Wednesday, January 16, 2008

Bad forms, part II

Continental Logo

I recently booked a flight on the Continental web site. I knew approximately the flight I wanted to book, so dug right away into the search to select it. I encountered the following issues:

  • When the results came, the prices were in Swiss francs. Since I was in Switzerland but using a US credit card, I decided to switch my location using the quite nicely done language and location menu available on the result page.

    I first noticed a funny glitch: for Switzerland, the language selection was English and German. English was selected by default, which suited me, but English was the second radio button in the list. When I switched to the United States location, the second radio button remained selected. However, since for that location the language selection was English first, then Spanish, the result was that the Spanish language was selected. Oops.

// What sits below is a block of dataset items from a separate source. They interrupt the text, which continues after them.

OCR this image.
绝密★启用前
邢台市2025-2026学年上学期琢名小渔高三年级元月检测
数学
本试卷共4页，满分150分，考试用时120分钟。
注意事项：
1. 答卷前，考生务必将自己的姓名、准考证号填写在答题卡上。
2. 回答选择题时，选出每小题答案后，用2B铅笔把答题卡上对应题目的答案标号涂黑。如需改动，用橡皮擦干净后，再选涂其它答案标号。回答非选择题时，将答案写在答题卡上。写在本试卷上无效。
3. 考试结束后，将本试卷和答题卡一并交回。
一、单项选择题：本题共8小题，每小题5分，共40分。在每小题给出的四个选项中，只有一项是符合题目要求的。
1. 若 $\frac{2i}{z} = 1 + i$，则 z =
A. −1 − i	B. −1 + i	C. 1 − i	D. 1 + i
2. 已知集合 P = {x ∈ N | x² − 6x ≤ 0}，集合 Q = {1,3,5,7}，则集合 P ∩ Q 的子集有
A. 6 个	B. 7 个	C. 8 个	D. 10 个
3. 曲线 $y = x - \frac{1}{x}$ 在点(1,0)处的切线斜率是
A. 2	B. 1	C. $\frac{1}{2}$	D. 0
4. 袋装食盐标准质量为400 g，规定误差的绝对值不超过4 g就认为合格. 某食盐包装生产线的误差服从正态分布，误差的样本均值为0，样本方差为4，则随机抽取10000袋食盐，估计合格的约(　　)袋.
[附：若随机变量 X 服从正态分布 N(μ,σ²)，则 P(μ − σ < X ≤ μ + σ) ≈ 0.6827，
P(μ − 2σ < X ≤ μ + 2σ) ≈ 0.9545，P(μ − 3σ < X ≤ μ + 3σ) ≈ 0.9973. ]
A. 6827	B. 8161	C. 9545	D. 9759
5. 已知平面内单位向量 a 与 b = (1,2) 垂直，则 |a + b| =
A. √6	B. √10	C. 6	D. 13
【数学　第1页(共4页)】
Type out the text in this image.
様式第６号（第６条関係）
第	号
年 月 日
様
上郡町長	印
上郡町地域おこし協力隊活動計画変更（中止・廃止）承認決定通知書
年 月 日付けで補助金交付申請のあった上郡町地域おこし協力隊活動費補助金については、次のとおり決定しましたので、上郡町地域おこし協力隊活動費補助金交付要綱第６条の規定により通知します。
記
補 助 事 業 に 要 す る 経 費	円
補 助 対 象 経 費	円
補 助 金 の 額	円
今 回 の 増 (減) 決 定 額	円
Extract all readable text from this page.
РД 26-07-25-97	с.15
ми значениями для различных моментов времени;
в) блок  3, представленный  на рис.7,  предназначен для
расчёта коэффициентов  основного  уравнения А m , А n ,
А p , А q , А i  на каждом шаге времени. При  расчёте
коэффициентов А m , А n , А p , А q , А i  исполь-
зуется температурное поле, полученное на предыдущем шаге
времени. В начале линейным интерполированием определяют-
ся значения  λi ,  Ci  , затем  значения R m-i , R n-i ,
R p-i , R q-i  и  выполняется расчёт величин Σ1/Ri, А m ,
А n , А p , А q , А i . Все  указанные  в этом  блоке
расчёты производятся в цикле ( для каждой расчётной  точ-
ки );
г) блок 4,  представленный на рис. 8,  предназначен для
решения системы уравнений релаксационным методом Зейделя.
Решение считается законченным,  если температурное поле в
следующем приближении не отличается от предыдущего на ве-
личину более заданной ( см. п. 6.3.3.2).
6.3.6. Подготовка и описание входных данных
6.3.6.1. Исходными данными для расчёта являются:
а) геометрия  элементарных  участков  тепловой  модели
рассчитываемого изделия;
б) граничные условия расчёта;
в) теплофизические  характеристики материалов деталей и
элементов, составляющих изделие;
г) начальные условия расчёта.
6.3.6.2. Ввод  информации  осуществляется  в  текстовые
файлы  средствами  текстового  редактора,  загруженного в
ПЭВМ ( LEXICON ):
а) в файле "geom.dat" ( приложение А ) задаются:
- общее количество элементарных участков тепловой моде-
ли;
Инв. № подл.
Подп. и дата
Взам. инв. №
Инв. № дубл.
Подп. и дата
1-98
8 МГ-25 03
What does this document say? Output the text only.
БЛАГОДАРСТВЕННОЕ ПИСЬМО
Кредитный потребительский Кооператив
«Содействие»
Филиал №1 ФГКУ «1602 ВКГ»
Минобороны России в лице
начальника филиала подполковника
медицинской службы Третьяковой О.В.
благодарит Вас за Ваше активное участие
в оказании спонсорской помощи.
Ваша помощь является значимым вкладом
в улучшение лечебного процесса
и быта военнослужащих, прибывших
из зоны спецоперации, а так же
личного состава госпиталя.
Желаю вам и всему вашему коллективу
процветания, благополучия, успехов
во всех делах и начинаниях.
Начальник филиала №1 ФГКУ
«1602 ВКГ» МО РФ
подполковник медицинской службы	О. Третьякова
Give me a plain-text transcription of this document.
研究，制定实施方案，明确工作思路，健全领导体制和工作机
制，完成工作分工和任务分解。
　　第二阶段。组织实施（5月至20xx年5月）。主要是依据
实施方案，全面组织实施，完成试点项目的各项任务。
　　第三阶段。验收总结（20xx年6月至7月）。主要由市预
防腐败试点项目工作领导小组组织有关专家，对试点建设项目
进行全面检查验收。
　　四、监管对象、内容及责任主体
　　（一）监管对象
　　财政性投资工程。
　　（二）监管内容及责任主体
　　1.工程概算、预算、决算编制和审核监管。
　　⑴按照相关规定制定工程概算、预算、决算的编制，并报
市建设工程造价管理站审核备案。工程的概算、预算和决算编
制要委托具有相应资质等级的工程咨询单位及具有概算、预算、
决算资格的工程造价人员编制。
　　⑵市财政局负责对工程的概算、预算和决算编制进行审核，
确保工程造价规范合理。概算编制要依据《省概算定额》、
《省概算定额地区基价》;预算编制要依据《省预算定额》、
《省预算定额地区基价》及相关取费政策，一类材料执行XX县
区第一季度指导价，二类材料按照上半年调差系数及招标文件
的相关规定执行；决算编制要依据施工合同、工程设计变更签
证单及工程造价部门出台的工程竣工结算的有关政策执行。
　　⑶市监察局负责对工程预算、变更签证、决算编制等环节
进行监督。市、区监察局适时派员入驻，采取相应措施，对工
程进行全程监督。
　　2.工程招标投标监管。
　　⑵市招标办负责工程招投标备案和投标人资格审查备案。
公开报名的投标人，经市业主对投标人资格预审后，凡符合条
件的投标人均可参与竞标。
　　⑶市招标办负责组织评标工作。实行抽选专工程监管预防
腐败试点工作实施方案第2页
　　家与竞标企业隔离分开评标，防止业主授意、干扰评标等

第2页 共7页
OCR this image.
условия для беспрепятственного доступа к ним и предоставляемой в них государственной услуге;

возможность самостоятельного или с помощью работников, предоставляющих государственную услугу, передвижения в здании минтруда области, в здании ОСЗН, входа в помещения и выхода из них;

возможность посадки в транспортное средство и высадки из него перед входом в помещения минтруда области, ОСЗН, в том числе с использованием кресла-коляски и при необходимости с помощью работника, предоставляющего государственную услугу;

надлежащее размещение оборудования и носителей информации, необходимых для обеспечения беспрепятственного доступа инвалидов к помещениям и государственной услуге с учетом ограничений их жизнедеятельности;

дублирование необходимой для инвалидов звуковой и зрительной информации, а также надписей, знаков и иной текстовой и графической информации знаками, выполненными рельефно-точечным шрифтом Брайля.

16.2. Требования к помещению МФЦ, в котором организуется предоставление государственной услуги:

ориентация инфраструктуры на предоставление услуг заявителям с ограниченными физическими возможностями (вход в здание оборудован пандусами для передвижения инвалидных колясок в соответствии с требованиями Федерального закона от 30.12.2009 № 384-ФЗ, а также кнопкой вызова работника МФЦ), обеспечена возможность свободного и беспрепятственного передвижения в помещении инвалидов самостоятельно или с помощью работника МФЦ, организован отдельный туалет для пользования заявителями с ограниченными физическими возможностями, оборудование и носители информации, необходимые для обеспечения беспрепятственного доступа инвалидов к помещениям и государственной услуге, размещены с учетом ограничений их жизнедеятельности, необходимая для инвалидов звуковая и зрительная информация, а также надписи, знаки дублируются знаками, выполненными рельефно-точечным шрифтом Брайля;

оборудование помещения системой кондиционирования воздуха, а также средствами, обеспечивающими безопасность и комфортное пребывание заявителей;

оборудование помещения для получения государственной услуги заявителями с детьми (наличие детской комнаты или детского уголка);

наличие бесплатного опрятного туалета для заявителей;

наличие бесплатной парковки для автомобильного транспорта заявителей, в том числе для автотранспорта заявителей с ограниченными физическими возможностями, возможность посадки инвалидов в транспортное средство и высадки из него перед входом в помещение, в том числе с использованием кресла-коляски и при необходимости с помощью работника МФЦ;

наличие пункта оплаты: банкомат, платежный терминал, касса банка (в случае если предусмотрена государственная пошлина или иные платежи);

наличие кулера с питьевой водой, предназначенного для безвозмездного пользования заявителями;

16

  • This was just a little bug though. The bigger problem was that as the language was switched, somehow the search page kept my flight dates, but lost the selected flights. So I had to go through them again.

  • When doing the final checkout, I omitted a digit in the credit card number. It took the web site almost one minute, after I pressed the submit button, to tell me that there was a problem with that number.

  • When that was fixed, I also happened to have forgotten to enter the billing address. The same thing happened: I had to wait for quite a long time after submitting the form to get a message telling me that that was wrong.

Now let's say the developers of the Continental web site decide to switch to Orbeon Forms and XForms for the next version of the web site:

  • With XForms, they easily set constraints, such as saying that the value of the radio button should be the currently selected value (say, 'en') if available, or then the default value if unavailable.

  • Localized user interface resources are stored in a separate XForms instance (which is an XML document). When switching the resources document, the entire user interface updates without losing the other data captured by the user.

  • XForms has several mechanisms to check input data: you can use XML Schema types or XPath constraints (XForms 1.1 even supports a credit card number type) to make sure that a Visa or Mastercard number is at least approximately correct in length and that the redundancy digit applies correctly.

  • XForms also support ways to mark fields as required so the user doesn't forget to enter some information.

And this is all interactive too, meaning that the user doesn't need to wait one minute to know that some fields are missing or incorrect.